Scott Baio is 45 and Single!

So, I was flipping through the channels and came across yet another celebrity reality show on VH1. Scott Baio. Remember Charles in Charge? Wow, what a hunk! Well, I guess he's looking for a wife or something and the bit that I caught was him describing his ideal woman. A 5'4" redhead with braces!
Um, okay, just kidding.

I think he mentioned "blond" in there somewhere, and maybe just a touch of "great body". But what got my attention was that he said he liked imperfect teeth. Scott Baio, what does that mean? And how come I didn't know this before I got braces?

But, seriously, I've got Cab--Scott Baio's got nothing on him!

I think in general lots of people are into imperfection...in other people. It's what makes a person unique. Embracing that imperfection in yourself is what's difficult, but when you do, you scream confident, sexy and attractive. What could be better than that?

Saturday, July 14, 2007

The Case of the Missing Blue Dot

What a whirlwind week in terms of braces progress! And it was completely unexpected, which made it whirl even more!

After a several months hiatus without Dr. Newman, we were brought back together.

The first thing he said to me: "Have you been wearing your rubber bands?"

"Um, no, I never got rubber bands," I said.

"Well, let's take a look. Okay, bite down. Bite again. Bite on your back teeth. Hmmm..."

I lie there with my mouth wide open while he's investigating and squinting and poking. My teeth are pretty much there in terms of being "straight." It's just that my "bite" hasn't been cooperating. As Dr. Newman peered into my near-gorgeous mouth, he solved the mystery of Brandy's Imperfect Bite. You see, I have this oddly-shaped tooth that's been interfering with everything and makes my jaw shift to compensate. Therefore, Dr. Newman pulled out this fancy whirring and whizzing tool and shaved a little bit off the sucker and now my bite is SO MUCH better. So much.

He pulled Dr. M over to take a look. They did some ortho speak, but all I could hear was, "and then we can take these off, young lady." Whoa. Butterflies. I got a little nervous.

I still say that when you're in that chair and all these metal utensils are looming, it's hard to ask lots of questions--like "why did you just pop a bracket off my front tooth and put a new one on?" Which is precisely what Dr. Newman did. It looks pretty much the same as my old bracket, just shinier. After he strung the wires through and sent me on my way, I was still reeling with anticipation. I headed for the bathroom like I always do just to make sure I don't look like a total disaster.

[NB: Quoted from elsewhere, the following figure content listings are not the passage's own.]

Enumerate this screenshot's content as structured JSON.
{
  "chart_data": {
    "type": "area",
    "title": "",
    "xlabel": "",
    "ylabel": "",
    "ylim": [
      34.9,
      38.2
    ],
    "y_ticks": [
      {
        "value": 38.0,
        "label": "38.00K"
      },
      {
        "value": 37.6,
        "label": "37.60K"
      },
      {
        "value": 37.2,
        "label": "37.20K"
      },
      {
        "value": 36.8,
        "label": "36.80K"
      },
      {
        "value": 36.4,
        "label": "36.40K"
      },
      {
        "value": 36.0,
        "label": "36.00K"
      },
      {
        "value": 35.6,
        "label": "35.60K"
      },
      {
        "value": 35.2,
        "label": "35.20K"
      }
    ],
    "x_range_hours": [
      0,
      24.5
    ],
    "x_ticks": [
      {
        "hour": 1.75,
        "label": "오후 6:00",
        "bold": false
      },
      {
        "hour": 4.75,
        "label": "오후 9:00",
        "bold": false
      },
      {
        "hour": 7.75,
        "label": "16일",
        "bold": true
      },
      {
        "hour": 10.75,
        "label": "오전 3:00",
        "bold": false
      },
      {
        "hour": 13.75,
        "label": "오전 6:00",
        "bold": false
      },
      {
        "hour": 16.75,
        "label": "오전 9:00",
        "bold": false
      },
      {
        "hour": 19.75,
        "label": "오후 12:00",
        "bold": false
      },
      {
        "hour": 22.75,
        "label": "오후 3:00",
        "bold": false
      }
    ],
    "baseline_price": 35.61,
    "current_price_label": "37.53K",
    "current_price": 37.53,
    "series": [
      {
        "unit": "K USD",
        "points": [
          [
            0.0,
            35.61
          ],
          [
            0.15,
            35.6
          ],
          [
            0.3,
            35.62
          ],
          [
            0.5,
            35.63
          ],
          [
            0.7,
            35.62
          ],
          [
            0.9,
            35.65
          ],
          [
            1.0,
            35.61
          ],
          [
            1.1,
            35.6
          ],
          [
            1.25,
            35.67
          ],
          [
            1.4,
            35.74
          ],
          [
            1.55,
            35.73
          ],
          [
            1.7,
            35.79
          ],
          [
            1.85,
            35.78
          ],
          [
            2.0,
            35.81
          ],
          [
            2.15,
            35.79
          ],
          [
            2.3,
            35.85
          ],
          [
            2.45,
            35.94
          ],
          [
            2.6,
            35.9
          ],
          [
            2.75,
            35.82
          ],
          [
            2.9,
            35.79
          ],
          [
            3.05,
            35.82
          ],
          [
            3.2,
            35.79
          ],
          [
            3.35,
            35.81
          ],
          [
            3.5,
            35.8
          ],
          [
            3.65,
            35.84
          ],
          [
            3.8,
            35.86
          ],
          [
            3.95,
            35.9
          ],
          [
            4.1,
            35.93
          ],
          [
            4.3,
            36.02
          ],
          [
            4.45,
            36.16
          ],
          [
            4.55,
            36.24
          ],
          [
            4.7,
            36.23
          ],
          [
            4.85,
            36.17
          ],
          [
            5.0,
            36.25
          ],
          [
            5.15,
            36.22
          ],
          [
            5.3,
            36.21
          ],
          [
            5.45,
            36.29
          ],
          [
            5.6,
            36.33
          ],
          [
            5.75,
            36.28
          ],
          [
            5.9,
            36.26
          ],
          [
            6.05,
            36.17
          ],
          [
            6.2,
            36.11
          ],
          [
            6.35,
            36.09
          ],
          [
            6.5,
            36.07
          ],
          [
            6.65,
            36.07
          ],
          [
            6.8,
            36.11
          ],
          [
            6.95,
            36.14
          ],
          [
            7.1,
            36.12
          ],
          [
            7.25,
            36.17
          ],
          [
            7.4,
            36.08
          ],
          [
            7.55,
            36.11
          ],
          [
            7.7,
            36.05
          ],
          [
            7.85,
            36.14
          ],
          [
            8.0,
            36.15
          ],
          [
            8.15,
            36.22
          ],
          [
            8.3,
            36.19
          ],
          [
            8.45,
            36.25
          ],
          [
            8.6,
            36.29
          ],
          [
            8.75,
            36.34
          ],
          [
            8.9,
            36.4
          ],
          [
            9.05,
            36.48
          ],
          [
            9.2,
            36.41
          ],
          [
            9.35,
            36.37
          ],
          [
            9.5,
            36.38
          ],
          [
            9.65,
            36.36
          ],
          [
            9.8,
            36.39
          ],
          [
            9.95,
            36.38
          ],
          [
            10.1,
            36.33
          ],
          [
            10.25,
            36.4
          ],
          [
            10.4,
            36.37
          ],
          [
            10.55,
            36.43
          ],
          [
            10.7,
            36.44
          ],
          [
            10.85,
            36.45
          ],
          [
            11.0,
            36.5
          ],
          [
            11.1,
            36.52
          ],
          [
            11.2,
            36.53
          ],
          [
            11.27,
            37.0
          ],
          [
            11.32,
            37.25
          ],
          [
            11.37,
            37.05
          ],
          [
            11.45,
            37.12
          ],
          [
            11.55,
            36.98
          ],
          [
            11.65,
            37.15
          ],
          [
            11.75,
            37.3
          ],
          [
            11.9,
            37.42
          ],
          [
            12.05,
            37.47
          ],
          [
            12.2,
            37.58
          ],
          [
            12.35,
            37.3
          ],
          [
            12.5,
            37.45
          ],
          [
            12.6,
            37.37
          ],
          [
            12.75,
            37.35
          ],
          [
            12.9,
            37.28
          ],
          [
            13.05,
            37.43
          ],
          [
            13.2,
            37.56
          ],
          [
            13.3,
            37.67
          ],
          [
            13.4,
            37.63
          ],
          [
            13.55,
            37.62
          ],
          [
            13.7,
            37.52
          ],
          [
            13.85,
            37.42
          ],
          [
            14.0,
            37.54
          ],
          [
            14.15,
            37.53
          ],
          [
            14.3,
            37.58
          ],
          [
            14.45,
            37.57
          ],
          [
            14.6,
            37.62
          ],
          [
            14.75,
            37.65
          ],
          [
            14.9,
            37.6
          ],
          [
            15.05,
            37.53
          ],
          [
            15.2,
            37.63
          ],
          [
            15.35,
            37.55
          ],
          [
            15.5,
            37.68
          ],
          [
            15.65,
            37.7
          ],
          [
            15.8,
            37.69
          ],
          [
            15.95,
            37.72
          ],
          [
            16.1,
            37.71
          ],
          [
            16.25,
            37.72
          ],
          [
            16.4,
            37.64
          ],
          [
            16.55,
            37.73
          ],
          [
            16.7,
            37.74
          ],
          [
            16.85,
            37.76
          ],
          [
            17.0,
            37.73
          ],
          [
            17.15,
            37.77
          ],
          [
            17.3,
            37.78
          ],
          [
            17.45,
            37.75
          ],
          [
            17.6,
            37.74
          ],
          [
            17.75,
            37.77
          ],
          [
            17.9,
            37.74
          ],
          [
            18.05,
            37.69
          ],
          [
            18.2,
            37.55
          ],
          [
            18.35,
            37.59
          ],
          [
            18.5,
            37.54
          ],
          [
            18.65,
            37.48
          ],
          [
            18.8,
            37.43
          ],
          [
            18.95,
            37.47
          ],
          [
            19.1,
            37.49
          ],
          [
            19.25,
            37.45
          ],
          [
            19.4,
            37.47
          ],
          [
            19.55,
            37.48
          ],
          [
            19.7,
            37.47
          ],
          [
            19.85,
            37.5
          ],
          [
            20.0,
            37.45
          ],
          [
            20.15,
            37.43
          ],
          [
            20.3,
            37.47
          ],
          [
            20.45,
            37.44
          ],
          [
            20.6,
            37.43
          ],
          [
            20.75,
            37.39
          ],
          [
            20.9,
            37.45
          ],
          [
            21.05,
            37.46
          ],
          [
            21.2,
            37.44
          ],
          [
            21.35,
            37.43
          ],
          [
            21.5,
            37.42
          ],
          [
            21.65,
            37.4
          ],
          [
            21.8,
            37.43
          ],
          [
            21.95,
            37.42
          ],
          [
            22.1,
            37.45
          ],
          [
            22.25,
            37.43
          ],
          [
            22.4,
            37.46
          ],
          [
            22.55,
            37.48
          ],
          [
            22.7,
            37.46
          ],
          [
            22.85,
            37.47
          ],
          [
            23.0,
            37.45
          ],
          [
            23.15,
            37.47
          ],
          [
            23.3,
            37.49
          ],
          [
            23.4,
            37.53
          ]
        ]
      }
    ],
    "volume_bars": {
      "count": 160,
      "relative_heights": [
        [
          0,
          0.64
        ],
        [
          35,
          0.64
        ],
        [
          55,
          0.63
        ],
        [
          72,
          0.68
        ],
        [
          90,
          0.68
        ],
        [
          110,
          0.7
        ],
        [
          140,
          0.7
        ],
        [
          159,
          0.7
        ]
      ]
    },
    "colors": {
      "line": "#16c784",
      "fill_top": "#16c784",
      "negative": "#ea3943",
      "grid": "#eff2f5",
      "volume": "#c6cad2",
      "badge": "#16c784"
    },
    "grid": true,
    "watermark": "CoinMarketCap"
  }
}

I smiled big and there was this big blue dot on my new front bracket. I stared at myself in horror.

By now, if you've been reading this blog regularly, or if you know me, you know that I did not go back to Dr. Newman and demand he fix the blue-dotted bracket. I just made my next appointment and went on my way. Stopped for Chai. Met up with a friend and told her the good news and then pointed out my blue dot. "What blue dot? I don't see a blue dot." I thought she was just being nice and said, "Oh, it's there."

When I got home, looked at myself in the mirror, I was convinced of the magical powers of Chai. It had erased my blue dot.